Five Lawrence High School students aim to continue the school’s DECA Club success at the state competition and earn spots in the international competition.
Under the direction of Mark Albin, seniors Tyler Bowers and Ryan Dorestal, junior Macario Flores, senior Emma Urgen and junior Ariana Watson, research, write and then present an idea that could be produced, sold and used in the business world.
DECA was founded in 1946 and originally known as the Distributive Education Clubs of America, the nonprofit Reston, Va.-based group aims to prepare high school and college students — budding leaders and entrepreneurs — for careers in marketing, finance, hospitality and management.
“I feel good about them,” Albin said, about is unusually smaller team of students. He has guided DECA at Lawrence for the past 18 years. Albin is also a STEAM careers and consumer science teacher.
At times there were as many as 25 students in the club. Albin noted that the Covid pandemic interrupted the club’s momentum. This year is the first since 2019 that the state and international competitions will take place in-person. The hope is the club’s numbers will rebound with the return of live conferences and contests.
The club is leaner but no less brimming with good ideas. The only partnership in the group, Flores and Watson, both juniors, have collaborated on a proposed start-up business called ESB that looks to produce a bio-diesel fuel for renewable energy for places impacted by harmful algae plumes.
“We researched the science behind producing the bio-diesel and we’ve looked up fuel consumption in different places in the world, and we’ve tried to target the places most affected,” said Watson, whose interest in business is fueled by her father, Vittorio, who has managed businesses and is running his own business FamIn.
“I’ve learned that I like being an active part that can work together collaboratively on projects,” said Watson, who has been involved with DECA for two years. “I’ve had a lot of fun researching the topic because I’m interested in science and engineering.”
Flores and Watson share several classes together and discuss the project then or through FaceTime or Zoom.
“We did the easier and more manageable parts by ourselves,” said Flores, adding that he joined DECA to take part in outside competitions to raise his skill level. “For the concept, the proposal and how much money and investments we want we worked on that together. We checked in on each other to make sure we were on the same page.”
Time management is one thing both said they could improve on now and for next school year’s DECA project.
“I think I have a future in entrepreneurship,” Flores said, “because I like the process of making a presentation and having to win people over. The more I do it, it gets easier. I just feel accomplished that I did that.”
Spurred by wanting to improve his business acumen and a suggestion by his brother Eugene, Bowers joined DECA last school year. He is working in the Hospitality and Tourism marketing section and created an app to be used in place of paper tickets at amusement parks. In case people lose their phones, the app will also be on a rental iPad available through the park.
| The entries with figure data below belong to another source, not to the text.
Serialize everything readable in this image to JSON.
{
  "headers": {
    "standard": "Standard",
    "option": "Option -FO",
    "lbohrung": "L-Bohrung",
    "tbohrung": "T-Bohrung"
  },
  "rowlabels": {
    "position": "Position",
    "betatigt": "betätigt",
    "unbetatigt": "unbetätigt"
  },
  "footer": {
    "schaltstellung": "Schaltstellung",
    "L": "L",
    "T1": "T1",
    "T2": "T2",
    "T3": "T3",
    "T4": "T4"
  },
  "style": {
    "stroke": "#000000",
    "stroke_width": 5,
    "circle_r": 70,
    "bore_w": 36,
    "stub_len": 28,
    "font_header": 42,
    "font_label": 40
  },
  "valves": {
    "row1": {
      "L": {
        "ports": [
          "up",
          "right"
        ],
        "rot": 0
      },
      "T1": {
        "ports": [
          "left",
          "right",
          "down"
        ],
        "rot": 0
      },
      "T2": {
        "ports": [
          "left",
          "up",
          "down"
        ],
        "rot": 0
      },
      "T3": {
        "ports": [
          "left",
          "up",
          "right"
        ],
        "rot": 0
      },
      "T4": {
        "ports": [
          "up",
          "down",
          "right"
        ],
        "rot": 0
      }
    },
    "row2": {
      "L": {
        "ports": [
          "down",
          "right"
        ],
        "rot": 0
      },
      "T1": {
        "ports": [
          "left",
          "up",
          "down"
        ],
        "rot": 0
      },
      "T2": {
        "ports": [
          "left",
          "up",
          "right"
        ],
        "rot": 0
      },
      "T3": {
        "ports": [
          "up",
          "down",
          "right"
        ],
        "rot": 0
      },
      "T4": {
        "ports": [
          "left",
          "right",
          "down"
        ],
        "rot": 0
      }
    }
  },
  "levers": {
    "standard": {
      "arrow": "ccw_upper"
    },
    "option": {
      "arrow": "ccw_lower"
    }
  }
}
“This definitely boosted my confidence a lot and also made me think a lot,” Bowers said, adding that creating the presentation and presenting it raised his faith in his abilities. “Talking to people a lot, which is a life skill which everyone needs, helped me a lot.
Encouraged by Bowers, Dorestal joined DECA in his last year of high school to be involved in an extracurricular activity and remain busy.
“I really didn’t think too much of it before because I wasn’t really interested in the business sector because I wanted to major in architecture, ”Dorestal said. “But I wanted to give it a try because he said it would give me people skills, and I’m going to need that when talking to clients.”
His DECA project for professional selling is a website and software that aims to increase employee accountability through workplace and remote monitoring, chatting, messaging and video conferences.
An affinity for buildings and a talent for drawing attracted Dorestal to architecture. Saying that he could improve on his public speaking he earned peer endorsements from Urgen, who said he is a “very convincing” speaker and Watson who added he is good at physics.
“I do think we should be a bit more sustainable because climate change is real problem,” Dorestal said, noting his architectural vision. “Innovate with new material and building techniques, so we can have a better building that sustains a better future for our children.”
Urgen returned to DECA this school after a two-year hiatus. She worked with her brother Ilia in her freshman year.
“I didn’t know much about DECA, I sort of tagged along,” Urgen said. “I decided to join DECA again just because I was taking just one business class at school, the Virtual Enterprise class that made me want to broaden my business knowledge.” Virtual Enterprise is where students create a virtual business, do presentations and take part in competitions similar to DECA.
Previously with her brother she wrote a paper and did a presentation. This time around Urgen said she wants her sales presentation to be less scripted and more based on her knowledge.
“I think in business there is a different combination of skills,” Urgen said, noting, the accounting, math, presentation and verbal talents required to succeed. “I think I’m good in each category. I don’t want to limit my skills to one specialization.”
Bowers, Dorestal and Urgen have yet to decide on a college, but have set their sights on studying business management, accounting and architecture and business administration, respectively.
After the December regional, Albin is looking forward to taking his small and talented team to the state competition in Rochester from March 8 to 10. The international competition is April 22 to 25 in Orlando.
“These are life skills they are learning,” he said.